Таким образом, у тех хранителей, которые заступили на вахту взамен выбывших, и в самом деле появляется «презумпция невиновности», или «алиби», или уж «дипломатический иммунитет» — выбирайте любое понятие по вкусу. Потому что, приняв хранилище со всем его содержимым без соответствующего акта приема-передачи, этот хранитель в случае любой проверки чувствует себя в безопасности как будто у него в кармане дипломатический паспорт. И на вопросы любой комиссии посылает следователей на три буквы — то есть в рай, где, без сомнения, нынче обитает душа отошедшего в лучший мир хранителя. Дескать, а не пошли бы вы туда, дорогие товарищи, да у него бы и спросили, а с меня взятки гладки.

ОТЧЕТ СП: «Выборочной проверкой сохранности 50 музейных предметов из 221351 единицы хранения установлено, что 47 предметов в Эрмитаже на момент проверки в наличии не оказалось. Так, по отделу Востока 20 предметов, числящихся за 4 бывшими хранителями, для проверки не были представлены. Отделом античного мира не представлено 3 предмета бывшего хранителя Д.С.Герцигера. По отделу истории западноевропейского искусства не представлены бронзовая скульптура «Меркурий» и мраморный бюст Венеры, числящиеся за бывшим хранителем З.В.Зарецкой, гравюры «Мадонна с младенцем» и «Мадонна в кресле», числящиеся за бывшим хранителем А.С.Гликманом, а также акварельные рисунки «Офицер конных гренадер французской гвардии», «Гренадер инженерной службы французской старой гвардии» и «Вступление русских войск в Париж в 1814 году», числящиеся за бывшим хранителем Ю.И.Кузнецовым».

Что означает процитированный отрывок? А всего-навсего то, что аудиторы раскрыли список экспонатов и наугад ткнули пальцем в 50 предметов, скорее всего, первых попавшихся им на глаза. А в ответ музейные работники только простодушно развели руками — нет в наличии, и куда подевались ума не приложим, вот только 3 предмета раскопали и то лишь из уважения к таким гостям. А остальные 47 экспонатов вы, уважаемые аудиторы, с «бывших хранителей» спрашивайте, вот как случится вам попасть в лучший мир, так сразу же их и спросите.

А поскольку выборка предметов носила случайный характер, то ее результаты можно распространить на всю совокупность экспонатов Эрмитажа. Тогда если из 50 предметов только 3 (то есть всего 6%) оказались на месте, то, спрашивается, сколько же вообще подлинников уцелело в фондах крупнейшего музея страны? Может быть, тоже только 6%?
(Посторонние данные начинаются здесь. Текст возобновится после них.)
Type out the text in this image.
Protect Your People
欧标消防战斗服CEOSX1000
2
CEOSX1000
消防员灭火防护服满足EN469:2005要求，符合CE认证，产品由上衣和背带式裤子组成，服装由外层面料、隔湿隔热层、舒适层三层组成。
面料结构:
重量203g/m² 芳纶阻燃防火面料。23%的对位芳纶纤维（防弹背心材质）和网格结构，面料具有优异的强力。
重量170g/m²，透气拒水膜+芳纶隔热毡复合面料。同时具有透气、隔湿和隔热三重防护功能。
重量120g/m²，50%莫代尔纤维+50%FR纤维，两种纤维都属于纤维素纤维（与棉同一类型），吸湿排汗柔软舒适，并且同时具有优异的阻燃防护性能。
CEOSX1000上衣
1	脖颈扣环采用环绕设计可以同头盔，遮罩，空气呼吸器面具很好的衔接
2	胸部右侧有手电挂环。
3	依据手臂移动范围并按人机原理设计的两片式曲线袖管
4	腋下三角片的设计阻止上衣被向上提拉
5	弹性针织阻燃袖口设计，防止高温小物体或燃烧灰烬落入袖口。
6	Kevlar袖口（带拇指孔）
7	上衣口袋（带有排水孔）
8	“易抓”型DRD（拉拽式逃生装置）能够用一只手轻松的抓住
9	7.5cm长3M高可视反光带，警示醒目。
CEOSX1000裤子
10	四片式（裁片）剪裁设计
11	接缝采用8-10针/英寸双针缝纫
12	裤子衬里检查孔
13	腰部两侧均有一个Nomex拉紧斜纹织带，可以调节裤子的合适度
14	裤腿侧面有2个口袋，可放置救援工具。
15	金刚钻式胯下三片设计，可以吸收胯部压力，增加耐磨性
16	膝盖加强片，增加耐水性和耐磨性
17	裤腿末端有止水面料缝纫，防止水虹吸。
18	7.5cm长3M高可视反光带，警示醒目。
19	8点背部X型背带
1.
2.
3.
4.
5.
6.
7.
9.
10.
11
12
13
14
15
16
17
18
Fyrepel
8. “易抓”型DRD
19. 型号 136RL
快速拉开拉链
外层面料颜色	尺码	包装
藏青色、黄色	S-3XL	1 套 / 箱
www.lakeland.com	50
Все это до боли напоминает ситуацию сегодняшнего дня, когда по поводу последней кражи ГУВД Санкт-Петербурга констатирует: «В настоящее время в связи с тем, что в Эрмитаже десятилетиями не проводилась полная ревизия фондов, а только выборочные проверки, трудно определить период времени, когда пропавшие экспонаты были утрачены. По предварительным данным, этот период может исчисляться 30 годами. При этом только 19 из 221 пропавшего экспоната числятся на живом хранителе, остальные 202 экспоната числятся за хранителями, которые уже умерли».

Сравниваешь эти два текста, между которыми пролегли 6 лет, и понимаешь, что время не властно над таким храмом культуры как Эрмитаж — годы идут, а там ничего не меняется. Во всяком случае, в лучшую сторону.

Не понятно только, отчего М.Пиотровский, как он сам говорит, «испытал шок», узнав о краже. Судя по отчету Счетной палаты, «шок» у него давно уже должен был перейти в хроническую форму. А такое нервное перенапряжение чревато необратимыми последствиями, и тогда наша культура может понести невосполнимую утрату: возьмет да и уйдет с поста директора. Интересно: оставит ли только акт приема-передачи всего музейного фонда?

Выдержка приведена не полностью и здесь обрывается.